Just warms my heart, I tell you.
Cripes, if you’d said you were 15 or 16 in 62, I’d have asked if you were my dad. Exact same scenario.
We use to make spoke guns with the white part of matchsticks. Sounded like a cannon going off. lol
[sigh]....we are the worse for the changes.
Those were the days, eh?
Yes they were. My wife made a comment the other day that when we were kids people use to sit outside on summer evenings, talking and watching the kids play. Now I hardly ever see my neighbors and the kids are all inside playing video games or watching cable tv. Things have changed.
I started my 6yr old with a Crossman air/BB/pellet gun when he was 4. Now he can bullseye NRA smallbore targets at 50 yds with my 45 yr old Marlin .22 bolt rifle, and is almost as good with my 10/22. His hands are almost big eneough to get around the grips on my Walther P22, and he is deadly at 15 yds with my .22 Bearcat.

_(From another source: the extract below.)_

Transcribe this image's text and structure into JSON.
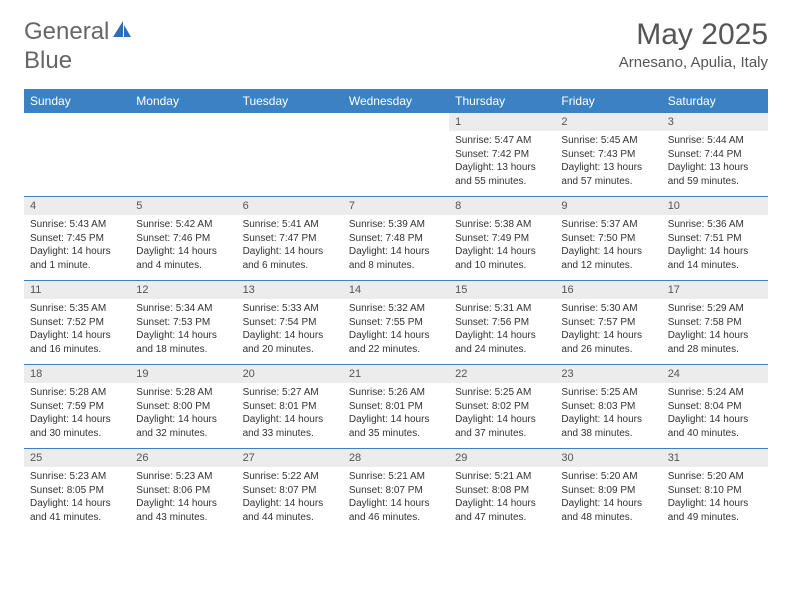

My ex bought our kid a BB gun last Christmas. Ex gave him some instruction in proper handling and care, and had no sooner turned his back than the boy shot out a $600 French door. It was really fascinating to watch the glass slowly, slowly crackle and fall out.
Generally I’m all in favor of kids having guns, but our kid is ADD, and an idiot could have predicted this. X was not prepared to pay for the damage either. I think it’s going to be awhile before I let him have my 9 or the 12-gauge.
Spoke guns?
Parents should be the decision makers on when their child is responsible enough for a BB gun.
OTOH, if an 18 year old is mature enough to vote or join the Army, he should be able to buy a BB gun. (It is legal in my state.)
Slings and slingshots are different items...’course that makes me think of U.S. v Miller and the ruling that sawed-off shotguns can be regulated because they aren’t military enough.
I remember the shootin’ shell Mattel cap guns. My prized posessions in the early 1960’s was a set that I got for Christmas consisting of a chromed Colt Peacemaker - styled pistol, holster, and a rifle with a six-shot cylinder.
My mother passed them on to my younger cousins after I had outgrown them. Wish I had hung onto them.
Incidentally, when my son was young, in the mid 1980’s, I came across an old box of my childhood stuff when cleaning out the closet. Contained within were two sheets of Greenie Stickum Caps, as used with the Mattel guns. My son marveled at how much louder they were than the caps available to him.